Dietrich Bonhoeffer

Dietrich Bonhoeffer (1906 - 1945)

German

            Dietrich Bonhoeffer (German: 4 February 1906 – 9 April 1945) was a German pastor, theologian, spy, anti-Nazi dissident, and key founding member of the Confessing Church. His writings on Christianity's role in the secular world have become widely influential, and his book The Cost of Discipleship has become a modern classic.

            Apart from his theological writings, Bonhoeffer was known for his staunch resistance to Nazi dictatorship, including vocal opposition to Hitler's euthanasia program and genocidal persecution of the Jews.

            He was arrested in April 1943 by the Gestapo and imprisoned at Tegel prison for one and a half years. Later he was transferred to a Nazi concentration camp. After being associated with the plot to assassinate Adolf Hitler, he was quickly tried, along with other accused plotters, including former members of the Abwehr (the German Military Intelligence Office), and then executed by hanging on 9 April 1945 as the Nazi regime was collapsing.

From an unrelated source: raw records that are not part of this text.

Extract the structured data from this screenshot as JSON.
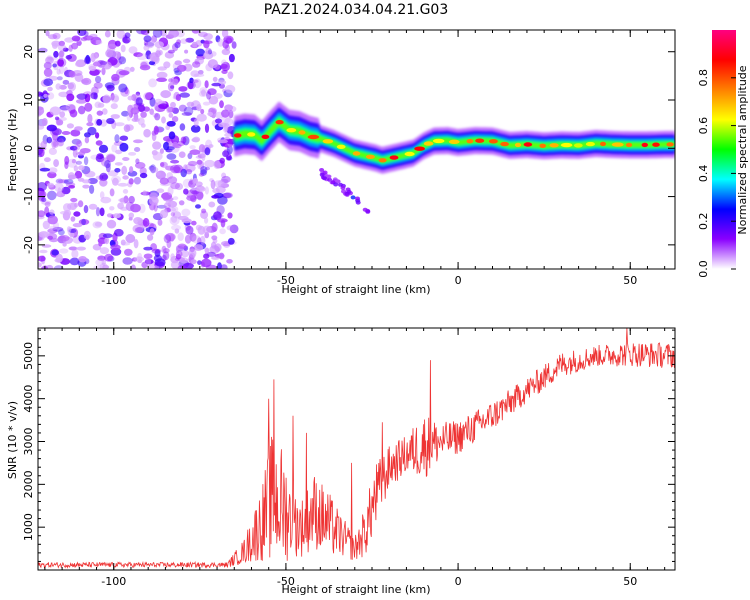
{
  "title": "PAZ1.2024.034.04.21.G03",
  "chart_data": [
    {
      "type": "heatmap",
      "xlabel": "Height of straight line (km)",
      "ylabel": "Frequency (Hz)",
      "xlim": [
        -122,
        63
      ],
      "ylim": [
        -25,
        24.5
      ],
      "xticks": [
        -100,
        -50,
        0,
        50
      ],
      "yticks": [
        -20,
        -10,
        0,
        10,
        20
      ],
      "noise_region_x": [
        -122,
        -65
      ],
      "ridge": {
        "x": [
          -65,
          -62,
          -59,
          -57,
          -55,
          -52,
          -49,
          -46,
          -43,
          -40,
          -36,
          -33,
          -30,
          -27,
          -24,
          -22,
          -19,
          -16,
          -13,
          -10,
          -7,
          -3,
          0,
          5,
          10,
          15,
          20,
          25,
          30,
          35,
          40,
          45,
          50,
          55,
          60,
          63
        ],
        "freq": [
          2.5,
          3,
          2.8,
          1.5,
          3.2,
          5.5,
          3.8,
          3.5,
          2.5,
          2,
          1,
          0,
          -1,
          -1.5,
          -2,
          -2.5,
          -2,
          -1.5,
          -1,
          0.5,
          1.5,
          1.6,
          1.2,
          1.6,
          1.5,
          0.6,
          0.8,
          0.5,
          0.7,
          0.6,
          1,
          0.8,
          0.7,
          0.7,
          0.8,
          0.8
        ]
      },
      "secondary_feature": {
        "x": [
          -40,
          -34,
          -29,
          -26
        ],
        "freq": [
          -5,
          -8,
          -11,
          -13.5
        ]
      },
      "colorbar": {
        "label": "Normalized spectral amplitude",
        "range": [
          0,
          1
        ],
        "ticks": [
          "0.0",
          "0.2",
          "0.4",
          "0.6",
          "0.8"
        ],
        "tick_values": [
          0,
          0.2,
          0.4,
          0.6,
          0.8
        ],
        "colors": [
          "#ffffff",
          "#8a00ff",
          "#0000ff",
          "#00ffff",
          "#00ff00",
          "#ffff00",
          "#ff8000",
          "#ff0000",
          "#ff0080"
        ]
      }
    },
    {
      "type": "line",
      "xlabel": "Height of straight line (km)",
      "ylabel": "SNR (10 * v/v)",
      "xlim": [
        -122,
        63
      ],
      "ylim": [
        0,
        5650
      ],
      "xticks": [
        -100,
        -50,
        0,
        50
      ],
      "yticks": [
        1000,
        2000,
        3000,
        4000,
        5000
      ],
      "color": "#ee3333",
      "envelope": {
        "x": [
          -122,
          -100,
          -80,
          -67,
          -62,
          -57,
          -54,
          -51,
          -48,
          -45,
          -42,
          -38,
          -34,
          -30,
          -27,
          -24,
          -20,
          -15,
          -10,
          -5,
          0,
          10,
          20,
          30,
          40,
          50,
          63
        ],
        "mean": [
          120,
          120,
          120,
          120,
          450,
          1100,
          1700,
          1500,
          1100,
          1000,
          1400,
          1100,
          800,
          500,
          900,
          1700,
          2400,
          2700,
          2900,
          3000,
          3100,
          3600,
          4200,
          4800,
          5000,
          5050,
          5000
        ],
        "spread": [
          60,
          60,
          60,
          60,
          300,
          900,
          1500,
          1400,
          800,
          700,
          900,
          800,
          500,
          300,
          600,
          800,
          500,
          450,
          800,
          450,
          400,
          350,
          300,
          300,
          250,
          300,
          300
        ]
      },
      "peaks": [
        {
          "x": -55,
          "y": 4000
        },
        {
          "x": -53.5,
          "y": 4450
        },
        {
          "x": -48,
          "y": 3600
        },
        {
          "x": -44,
          "y": 3200
        },
        {
          "x": -31,
          "y": 2500
        },
        {
          "x": -22,
          "y": 3450
        },
        {
          "x": -8,
          "y": 4900
        },
        {
          "x": 49,
          "y": 5650
        }
      ],
      "n_points": 1100
    }
  ]
}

            After returning to Germany in 1931, Bonhoeffer became a lecturer in systematic theology at the University of Berlin. Deeply interested in ecumenism, he was appointed by the World Alliance for Promoting International Friendship through the Churches (a forerunner of the World Council of Churches) as one of its three European youth secretaries.

            At this time he seems to have undergone something of a personal conversion from being a theologian primarily attracted to the intellectual side of Christianity to being a dedicated man of faith, resolved to carry out the teaching of Christ as he found it revealed in the Gospels. On 15 November 1931—at the age of 25—he was ordained at the Old-Prussian United St. Matthew's Church (German: St. Matthäuskirche) in Berlin.